Contained are scripts, class files, and a set of running notes which detail
how to do density matrix tomography using a simple feed-forward neural network.
While this technique work for the most part, it scales poorly with system dimension,
and suffers from numerous problems, including state reconstructions that are not positive
semi-definite. Truly, it is a prime example of everything looking like a nail when
you have a large hammer, but it was a very helpful project in terms of learning
about neural networks and how to implement them in Python.
## Requirements
- numpy
## Installation
Simply run
```
python setup.py install
```
in the main directory.
## Contents and usage
You can run this code as:
```
python nn_experiment.py
```
This executes a script which generates data for training a neural network (if no data file is available), trains it, and outputs the results either to a log file or to standard output.

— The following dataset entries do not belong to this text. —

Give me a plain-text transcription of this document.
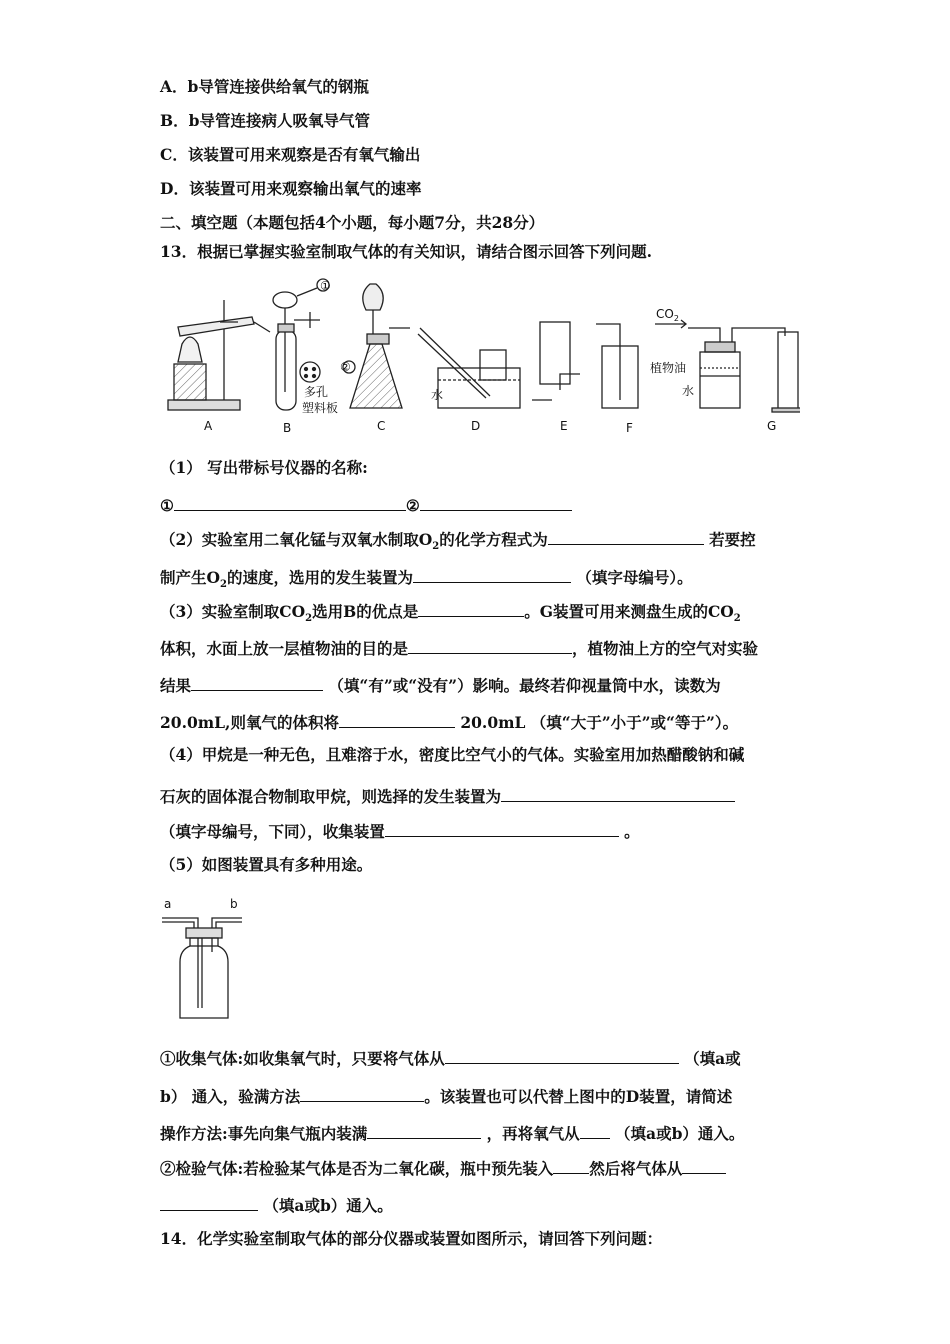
A．b导管连接供给氧气的钢瓶
B．b导管连接病人吸氧导气管
C．该装置可用来观察是否有氧气输出
D．该装置可用来观察输出氧气的速率
二、填空题（本题包括4个小题，每小题7分，共28分）
13．根据已掌握实验室制取气体的有关知识，请结合图示回答下列问题.
①
②
多孔
塑料板
水
$CO_2$
植物油
水
A	B	C	D	E	F	G
（1） 写出带标号仪器的名称:
①	②
（2）实验室用二氧化锰与双氧水制取$O_2$的化学方程式为	若要控
制产生$O_2$的速度，选用的发生装置为	（填字母编号）。
（3）实验室制取$CO_2$选用B的优点是	。G装置可用来测盘生成的$CO_2$
体积，水面上放一层植物油的目的是	，植物油上方的空气对实验
结果	（填“有”或“没有”）影响。最终若仰视量筒中水，读数为
20.0mL,则氧气的体积将	20.0mL （填“大于”小于”或“等于”）。
（4）甲烷是一种无色，且难溶于水，密度比空气小的气体。实验室用加热醋酸钠和碱
石灰的固体混合物制取甲烷，则选择的发生装置为
（填字母编号，下同），收集装置	。
（5）如图装置具有多种用途。
a	b
①收集气体:如收集氧气时，只要将气体从	（填a或
b） 通入，验满方法	。该装置也可以代替上图中的D装置，请简述
操作方法:事先向集气瓶内装满	，再将氧气从 （填a或b）通入。
②检验气体:若检验某气体是否为二氧化碳，瓶中预先装入 然后将气体从
（填a或b）通入。
14．化学实验室制取气体的部分仪器或装置如图所示，请回答下列问题：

A sample parameter file is included in the main directory.
The relevant source files are as follows:
`eigvecs.py` : Contains numpy arrays of the MUB vectors (eigenvectors of sets of disjoint
commuting operators) for various dimensions. Currently included are 2, 3, 4, 8, 32.
`mcexperiment.py` : Monte Carlo simulation of measurement in some or all of the mutually
unbiased bases.
`nn_experiment.py` : Eats a parameter file and then generates data (if files not present), trains
a neural network, and outputs results to a .log file.

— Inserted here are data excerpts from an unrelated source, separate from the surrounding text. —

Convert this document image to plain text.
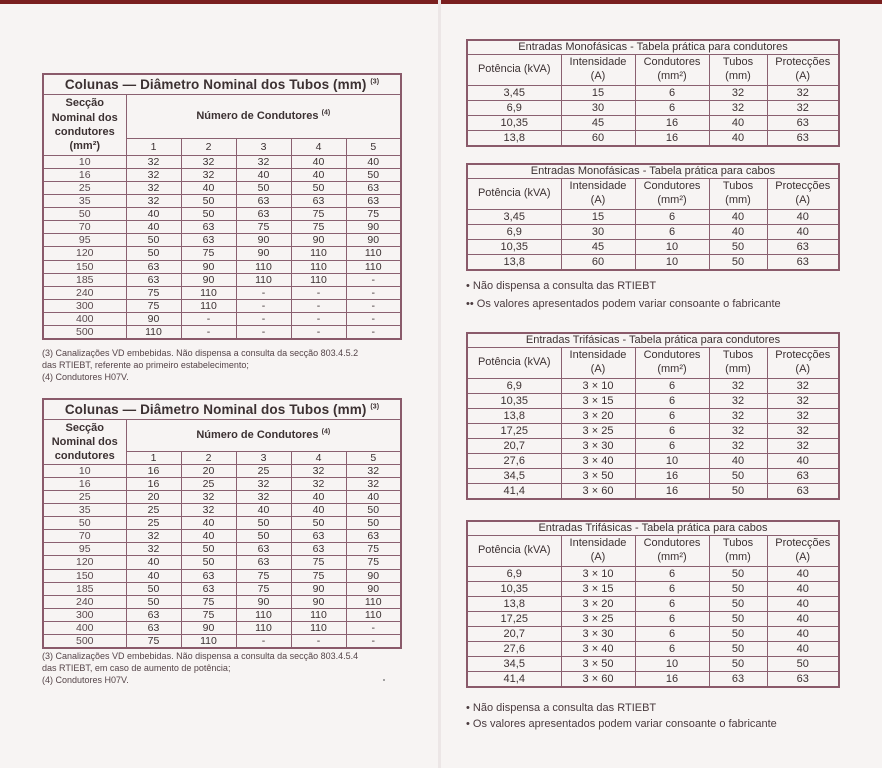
Colunas — Diâmetro Nominal dos Tubos (mm) $^{(3)}$
Secção Nominal dos condutores (mm²)	Número de Condutores $^{(4)}$
	1	2	3	4	5
10	32	32	32	40	40
16	32	32	40	40	50
25	32	40	50	50	63
35	32	50	63	63	63
50	40	50	63	75	75
70	40	63	75	75	90
95	50	63	90	90	90
120	50	75	90	110	110
150	63	90	110	110	110
185	63	90	110	110	-
240	75	110	-	-	-
300	75	110	-	-	-
400	90	-	-	-	-
500	110	-	-	-	-
(3) Canalizações VD embebidas. Não dispensa a consulta da secção 803.4.5.2
das RTIEBT, referente ao primeiro estabelecimento;
(4) Condutores H07V.
Colunas — Diâmetro Nominal dos Tubos (mm) $^{(3)}$
Secção Nominal dos condutores	Número de Condutores $^{(4)}$
	1	2	3	4	5
10	16	20	25	32	32
16	16	25	32	32	32
25	20	32	32	40	40
35	25	32	40	40	50
50	25	40	50	50	50
70	32	40	50	63	63
95	32	50	63	63	75
120	40	50	63	75	75
150	40	63	75	75	90
185	50	63	75	90	90
240	50	75	90	90	110
300	63	75	110	110	110
400	63	90	110	110	-
500	75	110	-	-	-
(3) Canalizações VD embebidas. Não dispensa a consulta da secção 803.4.5.4
das RTIEBT, em caso de aumento de potência;
(4) Condutores H07V.
Entradas Monofásicas - Tabela prática para condutores				
Potência (kVA)	Intensidade (A)	Condutores (mm²)	Tubos (mm)	Protecções (A)
3,45	15	6	32	32
6,9	30	6	32	32
10,35	45	16	40	63
13,8	60	16	40	63
Entradas Monofásicas - Tabela prática para cabos				
Potência (kVA)	Intensidade (A)	Condutores (mm²)	Tubos (mm)	Protecções (A)
3,45	15	6	40	40
6,9	30	6	40	40
10,35	45	10	50	63
13,8	60	10	50	63
• Não dispensa a consulta das RTIEBT
•• Os valores apresentados podem variar consoante o fabricante
Entradas Trifásicas - Tabela prática para condutores				
Potência (kVA)	Intensidade (A)	Condutores (mm²)	Tubos (mm)	Protecções (A)
6,9	3 × 10	6	32	32
10,35	3 × 15	6	32	32
13,8	3 × 20	6	32	32
17,25	3 × 25	6	32	32
20,7	3 × 30	6	32	32
27,6	3 × 40	10	40	40
34,5	3 × 50	16	50	63
41,4	3 × 60	16	50	63
Entradas Trifásicas - Tabela prática para cabos				
Potência (kVA)	Intensidade (A)	Condutores (mm²)	Tubos (mm)	Protecções (A)
6,9	3 × 10	6	50	40
10,35	3 × 15	6	50	40
13,8	3 × 20	6	50	40
17,25	3 × 25	6	50	40
20,7	3 × 30	6	50	40
27,6	3 × 40	6	50	40
34,5	3 × 50	10	50	50
41,4	3 × 60	16	63	63
• Não dispensa a consulta das RTIEBT
• Os valores apresentados podem variar consoante o fabricante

`running_notes.pdf` : A set of running notes and preliminary results.
`sample_params.txt` : Example of a parameter file used by tomodatagenerator and tomoneuralnetwork
to generate training data and then run the neural network tomography.
`state_utils.py` : Helper functions for quantum state computations.
`tomodatagenerator.py` : Using multiprocessing to generate Monte Carlo experiment data for a given
parameter file. Outputs two CSV file containing the training data (input
and output).
`tomoneuralnetwork.py` : Builds and trains a neural network that trains using output files of
tomodatagenerator.
Thanks to Roger Melko, Luis Sanchez-Soto, and Ulrich Seyfarth, on who I was able
to bounce many ideas off of while working on this.